Use filter(None, iterable)
If the first argument is None, Python uses the identity: items that are falsy (False, None, numeric zero, empty strings, empty containers, and so on) are dropped; truthy values are kept.
values = [0, 1, "", "hello", None, [], [1, 2], False, True]
result = list(filter(None, values))
print(result)You should see [1, 'hello', [1, 2], True].
filter() vs list comprehension
List comprehensions put the expression and condition in one place; many teams find them easier to read for simple filters.
numbers = [1, 2, 3, 4, 5, 6]
even_numbers = [x for x in numbers if x % 2 == 0]
print(even_numbers)You should see [2, 4, 6]. Prefer filter when you already have a reusable function or want lazy evaluation without building a list until you iterate. Prefer a comprehension when the logic is short and local. A generator expression (x for x in numbers if x % 2 == 0) is similarly lazy like filter if you only need iteration once. See list comprehension examples for side-by-side patterns.
filter() with map()
You can chain filter then map when you want to transform the kept items (both are lazy until consumed). See Python map() for transform-only pipelines.
nums = [1, 2, 3, 4]
labels = list(map(str, filter(lambda x: x % 2 == 0, nums)))

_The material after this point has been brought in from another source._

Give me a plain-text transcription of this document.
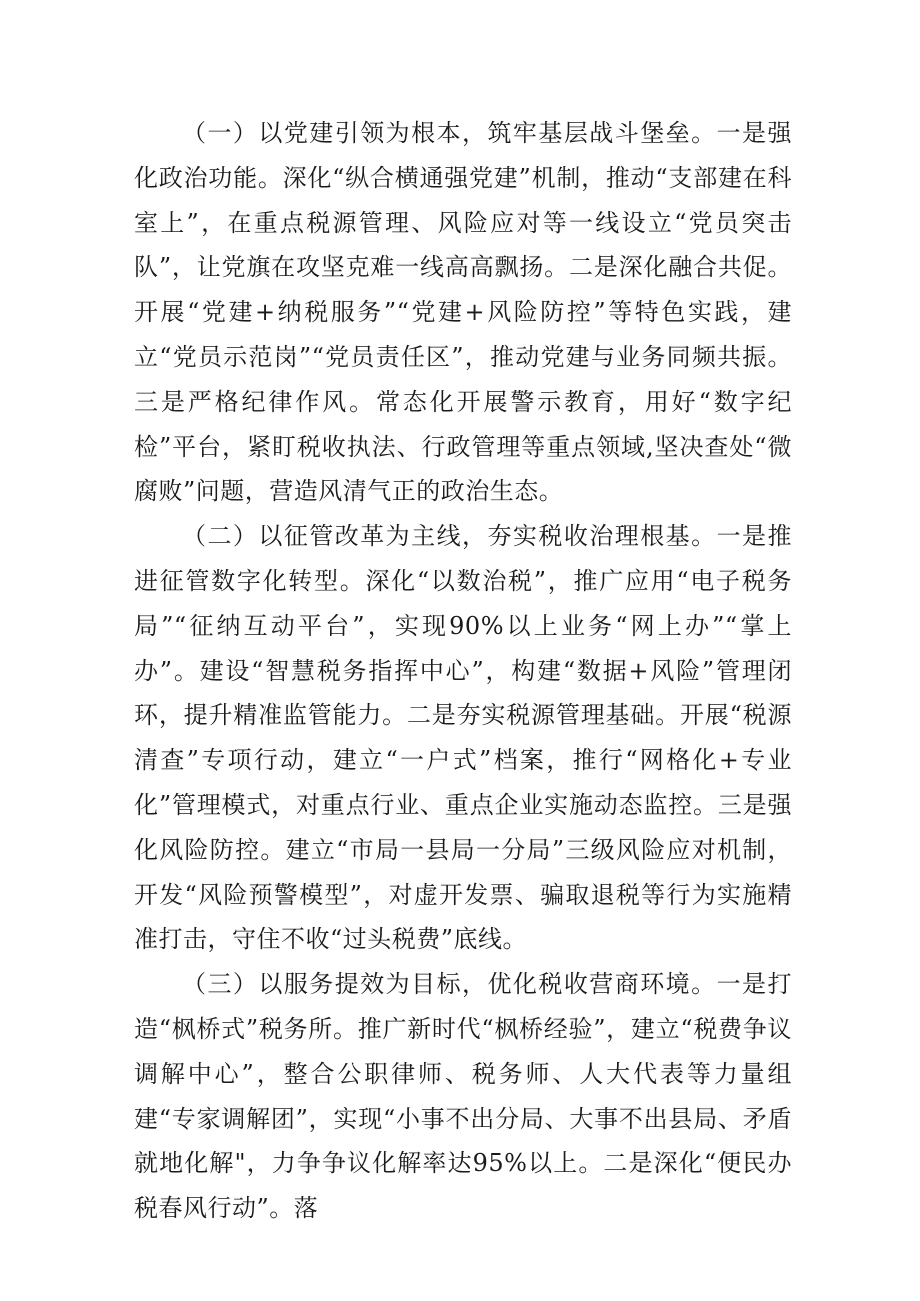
（一）以党建引领为根本，筑牢基层战斗堡垒。一是强化政治功能。深化“纵合横通强党建”机制，推动“支部建在科室上”，在重点税源管理、风险应对等一线设立“党员突击队”，让党旗在攻坚克难一线高高飘扬。二是深化融合共促。开展“党建+纳税服务”“党建+风险防控”等特色实践，建立“党员示范岗”“党员责任区”，推动党建与业务同频共振。三是严格纪律作风。常态化开展警示教育，用好“数字纪检”平台，紧盯税收执法、行政管理等重点领域,坚决查处“微腐败”问题，营造风清气正的政治生态。

（二）以征管改革为主线，夯实税收治理根基。一是推进征管数字化转型。深化“以数治税”，推广应用“电子税务局”“征纳互动平台”，实现90%以上业务“网上办”“掌上办”。建设“智慧税务指挥中心”，构建“数据+风险”管理闭环，提升精准监管能力。二是夯实税源管理基础。开展“税源清查”专项行动，建立“一户式”档案，推行“网格化+专业化”管理模式，对重点行业、重点企业实施动态监控。三是强化风险防控。建立“市局一县局一分局”三级风险应对机制，开发“风险预警模型”，对虚开发票、骗取退税等行为实施精准打击，守住不收“过头税费”底线。

（三）以服务提效为目标，优化税收营商环境。一是打造“枫桥式”税务所。推广新时代“枫桥经验”，建立“税费争议调解中心”，整合公职律师、税务师、人大代表等力量组建“专家调解团”，实现“小事不出分局、大事不出县局、矛盾就地化解"，力争争议化解率达95%以上。二是深化“便民办税春风行动”。落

print(labels)You should see ['2', '4'].
Common mistakes with filter()
These bullets are reminders; you do not need a separate runnable block for every one, because list(), filter(None, ...), and dict filtering are already shown above. The snippets below only illustrate mistakes that are easy to misread in isolation.
- Forgetting that
filter(...)is an iterator and printing it raw instead of wrapping withlist()or iterating in a loop. - Writing
filter(some_func(), iterable)instead offilter(some_func, iterable)—you must pass the function object, not call it in place unless it returns a callable. - Expecting
filterto mutate the original list—it never does by itself. - Using
filterwith a huge lambda when a list comprehension would be clearer to the next reader. - Misunderstanding
filter(None, ...)as “removeNoneonly”—it removes all falsy values. - Iterating the same
filterobject twice: the iterator is exhausted after the first pass; callfilteragain or storelist(...)if you need multiple walks. - Overly complex lambdas—switch to a named
deffor readability.
def is_positive(x):
return x > 0
nums = [-1, 2, 3]
f = filter(is_positive, nums)
print(f) # shows a filter object, not the values
print(list(f))
# filter(is_positive(), nums) # wrong: TypeError—calls the function before filter runsYou should see a line starting with <filter object and then [2, 3].
nums = [1, 2, 3]
f = filter(lambda x: x % 2 == 0, nums)
print(list(f))
print(list(f)) # already exhaustedYou should see [2] then [].
Python filter() quick reference table
| Need | Pattern |
|---|---|
| Basic filter | filter(pred, iterable) |
| Materialize | list(filter(...)) |
| Keep truthy only | filter(None, iterable) |
| Dict by value | dict(filter(lambda kv: ..., d.items())) |
| Lazy + transform | map(fn, filter(pred, iterable)) |
| Readable inline | [x for x in items if cond] |
Summary
filter(function, iterable) returns a Python 3 iterator that yields items where function(item) is true, or where the item is truthy when function is None. Convert with list() when you need a list, reuse predicates as normal functions when logic grows, and reach for comprehensions when the condition is short and clarity beats laziness. Remember iterators are single-use unless you rebuild them.